The area of kickboxing that does seem to be dangerous for Haggerty is when he is put on the back-foot figuratively. When his opponent gets going and he cannot interrupt them with a teep or a counter switch kick, Haggerty has a habit of falling into a high forearms cover-up and trying to blast his way out of trouble. This was risky in Muay Thai, but when Rodtang and Mongkolpetch tried to overwhelm him with punching flurries, they did run the risk of getting split open with a single good elbow.
This isn’t so much “catch-and-pitch” as trying to time one shot through the breathing space in a beatdown. In the following example, Haggerty tries to time his counter left hook on Felipe Lobo. It is tough to criticize this because his counter left hook wobbled Lobo and turned the fight around later on, but moments after this clip Lobo dropped him with body shots in the same way Rodtang did when Haggerty simply stood and absorbed them like a heavy bag.
It was noticeable that with even a little pressure, Mongkolpetch and Wei Rui were able to get Haggerty to the boundary even in the colossal, circular cage. Lobo and Rodtang had great success forcing him to the ropes in the ring.

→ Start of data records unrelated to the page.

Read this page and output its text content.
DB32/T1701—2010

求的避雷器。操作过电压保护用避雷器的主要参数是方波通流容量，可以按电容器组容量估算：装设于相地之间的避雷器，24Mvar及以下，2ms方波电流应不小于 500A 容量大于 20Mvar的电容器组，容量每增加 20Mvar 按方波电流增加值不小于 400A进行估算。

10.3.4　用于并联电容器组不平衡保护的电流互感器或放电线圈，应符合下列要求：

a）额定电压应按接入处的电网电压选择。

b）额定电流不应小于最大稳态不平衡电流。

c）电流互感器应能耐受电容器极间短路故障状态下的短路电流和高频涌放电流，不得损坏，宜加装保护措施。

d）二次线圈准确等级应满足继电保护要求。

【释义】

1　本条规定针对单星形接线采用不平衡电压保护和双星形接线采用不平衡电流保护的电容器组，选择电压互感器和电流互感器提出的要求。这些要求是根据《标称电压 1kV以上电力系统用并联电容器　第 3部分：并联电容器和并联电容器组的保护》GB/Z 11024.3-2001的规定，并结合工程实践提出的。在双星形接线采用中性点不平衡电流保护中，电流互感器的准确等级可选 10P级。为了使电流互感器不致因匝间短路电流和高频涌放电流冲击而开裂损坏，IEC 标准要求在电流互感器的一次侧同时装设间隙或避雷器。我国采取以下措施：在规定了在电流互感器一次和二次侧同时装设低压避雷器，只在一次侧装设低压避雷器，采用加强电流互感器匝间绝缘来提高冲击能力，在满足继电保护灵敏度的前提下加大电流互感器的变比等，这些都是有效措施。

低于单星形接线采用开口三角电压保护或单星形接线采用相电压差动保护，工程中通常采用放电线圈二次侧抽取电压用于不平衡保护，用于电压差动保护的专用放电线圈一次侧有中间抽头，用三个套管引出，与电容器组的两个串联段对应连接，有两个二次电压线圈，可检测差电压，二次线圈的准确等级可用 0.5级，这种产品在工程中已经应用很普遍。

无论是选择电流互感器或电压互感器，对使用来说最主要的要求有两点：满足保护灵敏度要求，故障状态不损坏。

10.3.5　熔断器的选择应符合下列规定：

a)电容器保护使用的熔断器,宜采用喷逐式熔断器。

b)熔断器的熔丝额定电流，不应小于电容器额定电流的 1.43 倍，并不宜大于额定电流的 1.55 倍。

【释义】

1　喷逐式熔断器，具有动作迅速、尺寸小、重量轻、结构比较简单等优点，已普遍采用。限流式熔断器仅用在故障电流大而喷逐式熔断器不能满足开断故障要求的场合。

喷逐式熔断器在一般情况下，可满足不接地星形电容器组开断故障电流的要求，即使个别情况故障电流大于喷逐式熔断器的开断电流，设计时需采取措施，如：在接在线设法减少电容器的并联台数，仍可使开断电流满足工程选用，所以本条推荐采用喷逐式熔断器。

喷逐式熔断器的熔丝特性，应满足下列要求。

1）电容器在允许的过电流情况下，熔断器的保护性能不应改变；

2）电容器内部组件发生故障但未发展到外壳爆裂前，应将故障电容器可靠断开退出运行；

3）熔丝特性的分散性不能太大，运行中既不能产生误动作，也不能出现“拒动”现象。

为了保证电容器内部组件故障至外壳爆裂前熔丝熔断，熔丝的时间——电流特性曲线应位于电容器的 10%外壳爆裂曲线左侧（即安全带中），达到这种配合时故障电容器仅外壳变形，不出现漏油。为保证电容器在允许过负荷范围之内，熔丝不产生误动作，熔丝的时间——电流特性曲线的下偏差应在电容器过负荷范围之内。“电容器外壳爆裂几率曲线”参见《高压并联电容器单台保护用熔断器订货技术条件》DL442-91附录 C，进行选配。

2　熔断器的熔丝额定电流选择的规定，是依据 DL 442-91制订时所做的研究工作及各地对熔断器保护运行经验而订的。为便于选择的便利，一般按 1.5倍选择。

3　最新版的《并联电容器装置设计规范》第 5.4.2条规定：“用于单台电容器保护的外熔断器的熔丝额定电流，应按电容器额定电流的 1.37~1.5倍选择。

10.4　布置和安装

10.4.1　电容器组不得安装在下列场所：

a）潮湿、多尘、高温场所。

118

On Wednesday, Jonathan Haggerty is set to defend his ONE Championship featherweight kickboxing title against the Japanese sensation, Yuki Yoza. Yoza is ranked in kickboxing’s pound-for-pound top ten by Beyond Kickboxing and Combat Press, and unlike Haggerty he has spent the past seven years devoted only to the ruleset of kickboxing. Most concerningly for Jonathan Haggerty, Superlek bested Haggerty inside the distance twice and Yoza just took Superlek to school in a dominant three round decision. This is one of those fights where the champion comes in as the underdog, not due to a lack of respect but just an understanding of the caliber of his opponent.
When he handled the crafty Wei Rui, Jonathan Haggerty proved that his kickboxing title, which was previously vacant and which he won from an MMA fighter, did mean something. Or rather that Jonathan Haggerty holding it, made it mean something. Here he has the chance to prove that he is not just legitimate, but the governor. For this writer it is safe to say that no other match up in the last couple of years has caused more hypothetical counter gameplanning and daydreaming than this one.